Por Mica Rosenberg e Kristina Cooke
NOVA YORK/SÃO FRANCISCO (Reuters) - O governo do presidente norte-americano Donald Trump mudou as diretrizes para o treinamento de funcionários que trabalham com pedidos de asilo, de modo que pessoas em busca de refúgio nos Estados Unidos podem ter mais dificuldade para passar nos estágios iniciais de avaliação.
As mudanças no plano de aulas usado por centenas de agentes indicam que o governo Trump busca novas maneiras de restringir as pessoas elegíveis para asilo, após medidas nesse sentido terem sido rejeitadas em cortes federais, disseram ex-funcionários do governo dos EUA e especialistas em imigração que analisaram o plano interno ao qual a Reuters teve acesso.
As modificações podem levar a um aumento no número de negativas e deportações antes que os pedidos possam ser analisados mais profundamente, avaliaram.
Jessica Collins, porta-voz para o Serviço de Cidadania e Imigração dos EUA (USCIS, na sigla em inglês), responsável por processar os pedidos de asilo, disse que a agência atualiza periodicamente seus documentos de treinamento, e que analisa todos as solicitações caso a caso.
O plano de aulas foi revisado em 2006, 2014 e fevereiro de 2017. A nova versão data de 30 de abril e passa a vigorar neste mês, informou.
Um crescente número de famílias, sobretudo da América Central, tem se entregue a agentes de fronteira e pedido por asilo, o que tem pressionado a capacidade das agências responsáveis pela área nos EUA. Em março, mais de 100 mil pessoas foram capturadas na fronteira com o México, o maior nível mensal em mais de uma década.
O presidente dos EUA, Donald Trump, alega que os migrantes exploram “brechas” nas leis de imigração e que muitos pedidos de asilo são fraudulentos.
O primeiro passo no processo de asilo dos EUA é uma entrevista com agentes da USCIS especialmente treinados sobre a legislação de imigração e asilo, com o objetivo de determinar se o migrante tem um “temor crível” de retornar a seu país.
Se passarem pela primeira etapa, que é menos exigente, os postulantes seguem para cortes de imigração, onde um juiz pode lhes conceder asilo se provarem que são perseguidos por causa de sua raça, religião, nacionalidade, opinião política ou por pertencerem a um grupo social em particular.
Cerca de 75 por cento dos milhares de postulantes mensais costumam passar pela entrevista sobre o “temor crível”, de acordo com dados do governo.

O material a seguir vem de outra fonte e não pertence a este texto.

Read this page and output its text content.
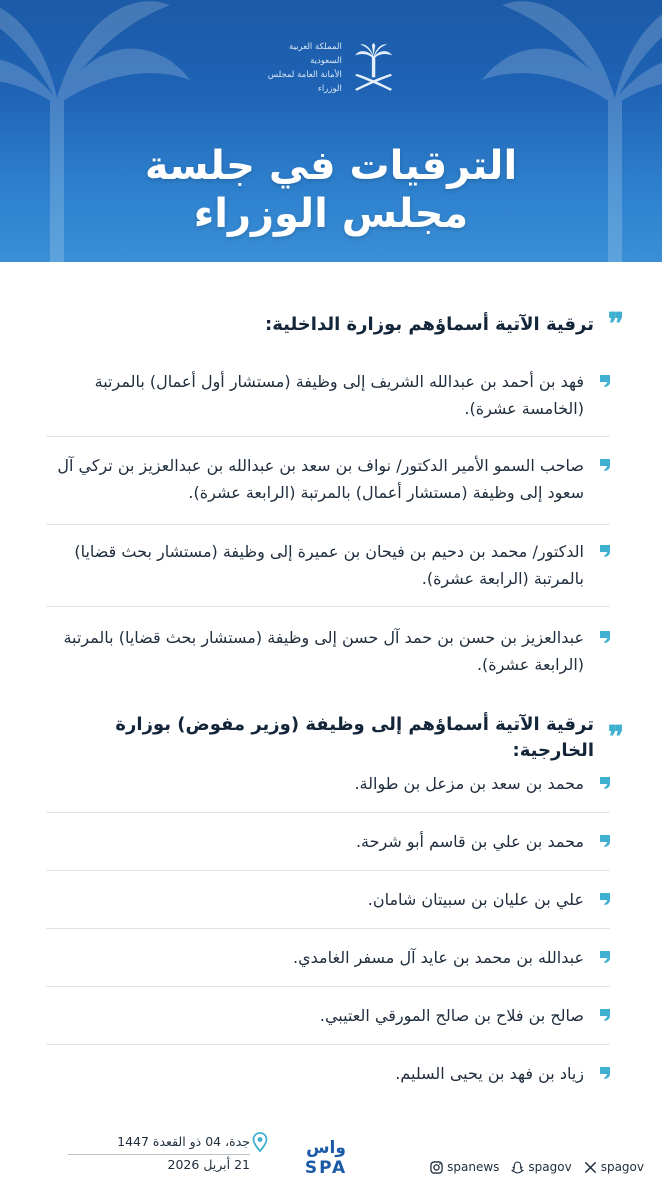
المملكة العربية السعودية
الأمانة العامة لمجلس الوزراء
الترقيات في جلسة
مجلس الوزراء
❞
ترقية الآتية أسماؤهم بوزارة الداخلية:
فهد بن أحمد بن عبدالله الشريف إلى وظيفة (مستشار أول أعمال) بالمرتبة (الخامسة عشرة).
صاحب السمو الأمير الدكتور/ نواف بن سعد بن عبدالله بن عبدالعزيز بن تركي آل سعود إلى وظيفة (مستشار أعمال) بالمرتبة (الرابعة عشرة).
الدكتور/ محمد بن دحيم بن فيحان بن عميرة إلى وظيفة (مستشار بحث قضايا) بالمرتبة (الرابعة عشرة).
عبدالعزيز بن حسن بن حمد آل حسن إلى وظيفة (مستشار بحث قضايا) بالمرتبة (الرابعة عشرة).
❞
ترقية الآتية أسماؤهم إلى وظيفة (وزير مفوض) بوزارة الخارجية:
محمد بن سعد بن مزعل بن طوالة.
محمد بن علي بن قاسم أبو شرحة.
علي بن عليان بن سبيتان شامان.
عبدالله بن محمد بن عايد آل مسفر الغامدي.
صالح بن فلاح بن صالح المورقي العتيبي.
زياد بن فهد بن يحيى السليم.
جدة، 04 ذو القعدة 1447
21 أبريل 2026
واس
SPA	spanews spagov spagov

Mas a maioria dos migrantes da América Central, que fogem da violência e corrupção generalizadas, não conseguem asilo.
Trump tem dito que os padrões de entrada nos EUA são lenientes demais.
O plano de aula revisado é “um significativo e perturbador passo para tornar mais difícil passar pelas entrevistas de temor crível”, disse Victoria Neilson, que trabalhou na divisão de refúgio e asilo da USCIS durante o governo de Barack Obama.
O novo plano retira das diretrizes um parágrafo segundo o qual as entrevistas de “temor crível” deveriam considerar que os postulantes ao asilo podem não trazer consigo as evidências que provem suas alegações ao chegar aos EUA. Também foram retiradas as orientações para considerar o trauma e o contexto cultural dos migrantes. Instruções para se ter mais cautela contra fraudes foram inseridas.
Stephen Legomsky, ex-conselheiro chefe da USCIS, disse que os candidatos a asilo que chegam aos EUA sem documentos para atestar a perseguição no local de origem podem contar somente com seu próprio testemunho. “Sem levar fatores culturais e psicológicos em consideração, avaliar a credibilidade de uma pessoa se torna praticamente impossível”, disse ele.
Collins, a porta-voz da USCIS, disse que os agentes levam em consideração “informações relevantes sobre as condições no país”, aderentes a “todas as leis, regulações, políticas e precedentes aplicáveis”.
Atualmente, agentes da área de asilo precisam completar semanas de treinamento presencial e depois passar por cursos de atualização periódicos.
A Casa Branca tenta aprovar uma verba de 23 milhões de dólares com objetivo de financiar agentes de patrulhamento de fronteira para conduzirem as entrevistas de “temor crível”, que costumam ser realizadas pelos agentes da USCIS especializados. Não está claro se o novo plano de aulas tem por objetivo ser usado no treinamento dos agentes de fronteira.
A agência dos EUA para a proteção de fronteiras, que supervisiona a patrulha, disse que quem responde por questões sobre entrevistas conduzidas por seus agentes é o Departamento de Segurança Interna, que não retornou os pedidos por comentários.
Em 29 de abril, um memorando da Casa Branca determinou que as agências deveriam “repriorizar” seus agentes de imigração para que realizassem as entrevistas de “temor crível”, mas sem especificar os agentes de fronteira.
Migrantes que passam pela entrevista de “temor crível” com frequência recebem permissão para ficar nos EUA até que seus pedidos de asilo sejam decididos, um processo que pode levar meses ou anos devido ao acúmulo de casos nas cortes de imigração.
O governo de Trump diz que as pessoas estão jogando com o sistema legal para conseguir ficar no país.
Em um comício em Grand Rapids, no Michigan, em 29 de março, Trump chamou o processo de concessão de asilo de “um grande e gordo trabalho de enrolação”.